Published in Aug 2017

For The Nation To Live, The Tribe Must Die

So let us speak about identity. We are born into specific socio cultural contexts that mould our initial years. Our initial relationships, familial and other; our positions in our family, our community, our society... our relationship with authority, with our elders, with our peers... All of these are moulded by that specific socio cultural context that we are born into. Common history and language are key components or elements of cultural identity. These become the references that build the social being, the human being that we initially are.

So generally speaking, these socio cultural contexts, these resulting relationships can be seen as the ‘seeds’ of our identities, or our social beings. They can, and will expand, be built upon, change shape... but they are still the seeds of our future selves. We can look at the contexts within which these seeds are planted in a range of ways – socio cultural, economic, socio economic etc... and many of those contexts overlap.
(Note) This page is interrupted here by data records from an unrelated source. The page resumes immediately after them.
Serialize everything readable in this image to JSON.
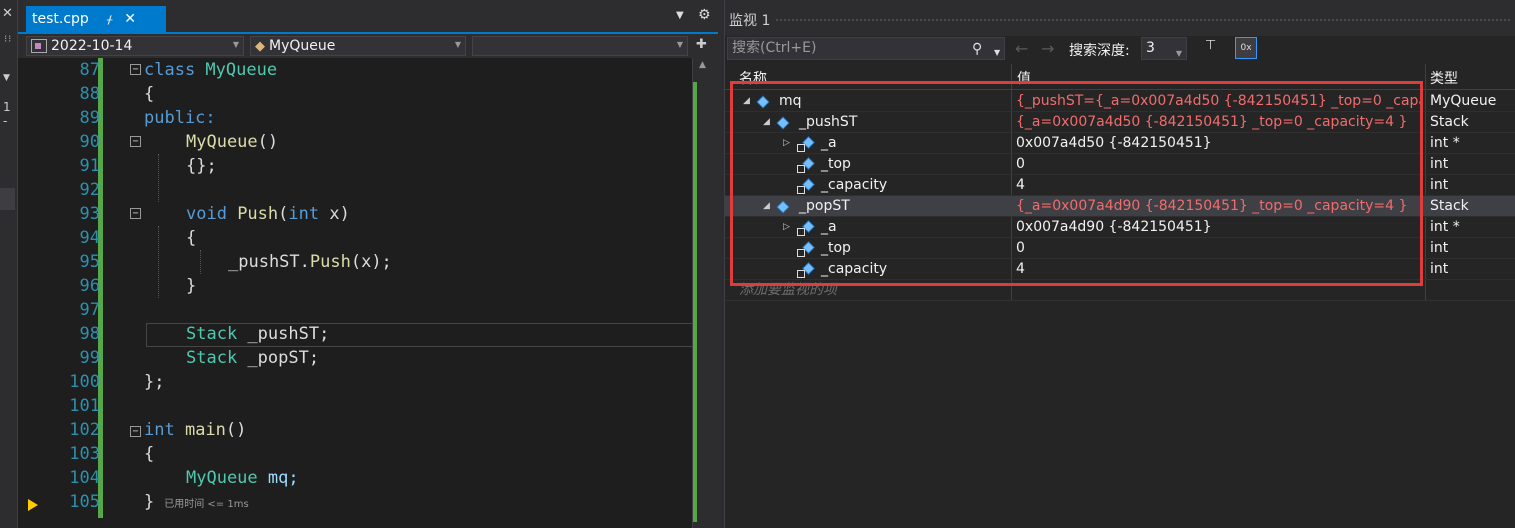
{
  "editor": {
    "tab_label": "test.cpp",
    "tab_pin": "ᚋ",
    "tab_close": "✕",
    "nav_scope": "2022-10-14",
    "nav_class": "MyQueue",
    "nav_member": "",
    "hint_text": "已用时间 <= 1ms",
    "lines": [
      {
        "n": "87"
      },
      {
        "n": "88"
      },
      {
        "n": "89"
      },
      {
        "n": "90"
      },
      {
        "n": "91"
      },
      {
        "n": "92"
      },
      {
        "n": "93"
      },
      {
        "n": "94"
      },
      {
        "n": "95"
      },
      {
        "n": "96"
      },
      {
        "n": "97"
      },
      {
        "n": "98"
      },
      {
        "n": "99"
      },
      {
        "n": "100"
      },
      {
        "n": "101"
      },
      {
        "n": "102"
      },
      {
        "n": "103"
      },
      {
        "n": "104"
      },
      {
        "n": "105"
      }
    ],
    "code": {
      "l87_kw": "class",
      "l87_name": " MyQueue",
      "l88": "{",
      "l89": "public:",
      "l90": "MyQueue",
      "l90_paren": "()",
      "l91": "{};",
      "l93_kw": "void",
      "l93_fn": " Push",
      "l93_p1": "(",
      "l93_int": "int",
      "l93_rest": " x)",
      "l94": "{",
      "l95_a": "_pushST.",
      "l95_fn": "Push",
      "l95_b": "(x);",
      "l96": "}",
      "l98_ty": "Stack",
      "l98_rest": " _pushST;",
      "l99_ty": "Stack",
      "l99_rest": " _popST;",
      "l100": "};",
      "l102_kw": "int",
      "l102_fn": " main",
      "l102_rest": "()",
      "l103": "{",
      "l104_ty": "MyQueue",
      "l104_rest": " mq;",
      "l105": "}"
    }
  },
  "left_strip": {
    "one": "1 -"
  },
  "watch": {
    "title": "监视 1",
    "search_placeholder": "搜索(Ctrl+E)",
    "depth_label": "搜索深度:",
    "depth_value": "3",
    "columns": {
      "name": "名称",
      "value": "值",
      "type": "类型"
    },
    "rows": [
      {
        "name": "mq",
        "value": "{_pushST={_a=0x007a4d50 {-842150451} _top=0 _capacity=...",
        "type": "MyQueue"
      },
      {
        "name": "_pushST",
        "value": "{_a=0x007a4d50 {-842150451} _top=0 _capacity=4 }",
        "type": "Stack"
      },
      {
        "name": "_a",
        "value": "0x007a4d50 {-842150451}",
        "type": "int *"
      },
      {
        "name": "_top",
        "value": "0",
        "type": "int"
      },
      {
        "name": "_capacity",
        "value": "4",
        "type": "int"
      },
      {
        "name": "_popST",
        "value": "{_a=0x007a4d90 {-842150451} _top=0 _capacity=4 }",
        "type": "Stack"
      },
      {
        "name": "_a",
        "value": "0x007a4d90 {-842150451}",
        "type": "int *"
      },
      {
        "name": "_top",
        "value": "0",
        "type": "int"
      },
      {
        "name": "_capacity",
        "value": "4",
        "type": "int"
      }
    ],
    "add_item": "添加要监视的项"
  },
  "colors": {
    "accent": "#007acc",
    "highlight_box": "#e03c3c",
    "changed_value": "#f26c6c"
  }
}
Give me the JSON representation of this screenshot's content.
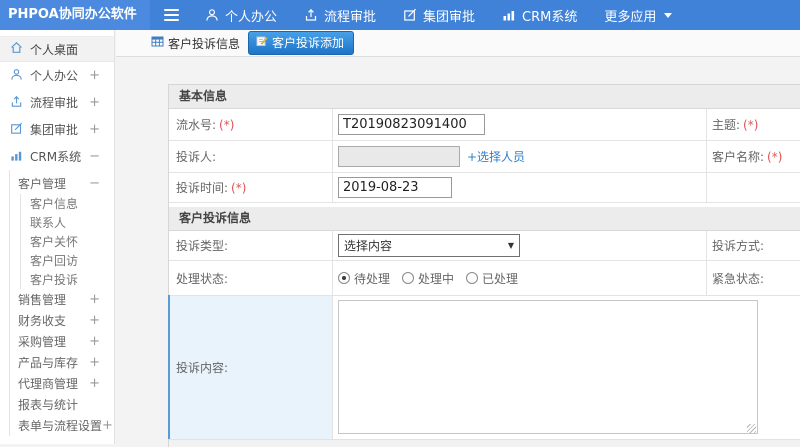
{
  "navbar": {
    "logo": "PHPOA协同办公软件",
    "menu_icon": "hamburger-menu-icon",
    "menu": [
      {
        "label": "个人办公",
        "icon": "user-icon"
      },
      {
        "label": "流程审批",
        "icon": "workflow-share-icon"
      },
      {
        "label": "集团审批",
        "icon": "edit-square-icon"
      },
      {
        "label": "CRM系统",
        "icon": "bar-chart-icon"
      },
      {
        "label": "更多应用",
        "icon": "caret-down-icon"
      }
    ]
  },
  "sidebar": {
    "desktop": {
      "label": "个人桌面",
      "icon": "home-icon"
    },
    "top_items": [
      {
        "label": "个人办公",
        "toggle": "+",
        "icon": "user-icon"
      },
      {
        "label": "流程审批",
        "toggle": "+",
        "icon": "workflow-share-icon"
      },
      {
        "label": "集团审批",
        "toggle": "+",
        "icon": "edit-square-icon"
      },
      {
        "label": "CRM系统",
        "toggle": "−",
        "icon": "bar-chart-icon"
      }
    ],
    "crm": {
      "group_label": "客户管理",
      "group_toggle": "−"
    },
    "crm_subitems": [
      {
        "label": "客户信息"
      },
      {
        "label": "联系人"
      },
      {
        "label": "客户关怀"
      },
      {
        "label": "客户回访"
      },
      {
        "label": "客户投诉"
      }
    ],
    "modules": [
      {
        "label": "销售管理",
        "toggle": "+"
      },
      {
        "label": "财务收支",
        "toggle": "+"
      },
      {
        "label": "采购管理",
        "toggle": "+"
      },
      {
        "label": "产品与库存",
        "toggle": "+"
      },
      {
        "label": "代理商管理",
        "toggle": "+"
      },
      {
        "label": "报表与统计",
        "toggle": ""
      },
      {
        "label": "表单与流程设置",
        "toggle": "+"
      }
    ]
  },
  "tabs": {
    "list": {
      "label": "客户投诉信息",
      "icon": "table-icon"
    },
    "add": {
      "label": "客户投诉添加",
      "icon": "edit-add-icon",
      "active": true
    }
  },
  "form": {
    "required_mark": "(*)",
    "basic": {
      "title": "基本信息",
      "serial": {
        "label": "流水号:",
        "required": true,
        "value": "T20190823091400"
      },
      "subject": {
        "label": "主题:",
        "required": true
      },
      "complainant": {
        "label": "投诉人:",
        "value": "",
        "picker": "+选择人员"
      },
      "customer": {
        "label": "客户名称:",
        "required": true
      },
      "time": {
        "label": "投诉时间:",
        "required": true,
        "value": "2019-08-23"
      }
    },
    "complaint": {
      "title": "客户投诉信息",
      "type": {
        "label": "投诉类型:",
        "value": "选择内容"
      },
      "method": {
        "label": "投诉方式:"
      },
      "status": {
        "label": "处理状态:",
        "options": [
          "待处理",
          "处理中",
          "已处理"
        ],
        "selected": "待处理"
      },
      "urgency": {
        "label": "紧急状态:"
      },
      "content": {
        "label": "投诉内容:",
        "value": ""
      }
    }
  },
  "colors": {
    "navbar_blue": "#4082d8",
    "active_tab_blue": "#1e74c8",
    "link_blue": "#2f80cc",
    "required_red": "#e05353",
    "highlight_cell": "#e9f3fc",
    "focus_edge_blue": "#5b9bd5"
  }
}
In considering the socio cultural contexts, ethnicity is a core framework and it is in this way that ‘tribe’ helps form the seeds of our identities.

It is clear that the many overlapping contexts of our early years means that sometimes our ‘tribes’ develop in different ways. Ethnicity provides one set of lenses; economic wealth or financial poverty might provide another; age and gender etc provide yet other lenses. Yet I would argue that some of those lenses are subsumed within the wider socio cultural lens of ‘tribe’.

If tribal norms then ‘seed’ our identities, is the argument that for a national identity to thrive, the tribal identity must die? Or that further, for pan Africanism to thrive, national identities must die? I would argue that this is not the case. Let’s look at the analogy of a seed. When a seed is planted, it does not die. With the right conditions, including soil, water, sun etc, the seed does not die. It is transformed into another living entity.

The seed transforms – at one point spreading its roots, and then growing out of the earth and forming a stem, eventually a trunk, branches and leaves. It all depends on what type of seed, but I think you will understand my point. Indeed, what is in the seed is what dictates the nature of the transformation that emerges from its sowing.

The very being of the seed maintains its identity in the transformation process. There is an Akan saying – ‘a crab does not give birth to a cow’. Thus the seed from an orange will produce an orange. The seed from an avocado will produce an avocado. The innate influences the transformation, yet does not kill in the transformation. And as human beings we are able to influence the transformation; to use old seeds to breed stronger hybrids; to develop new strains, new strengths.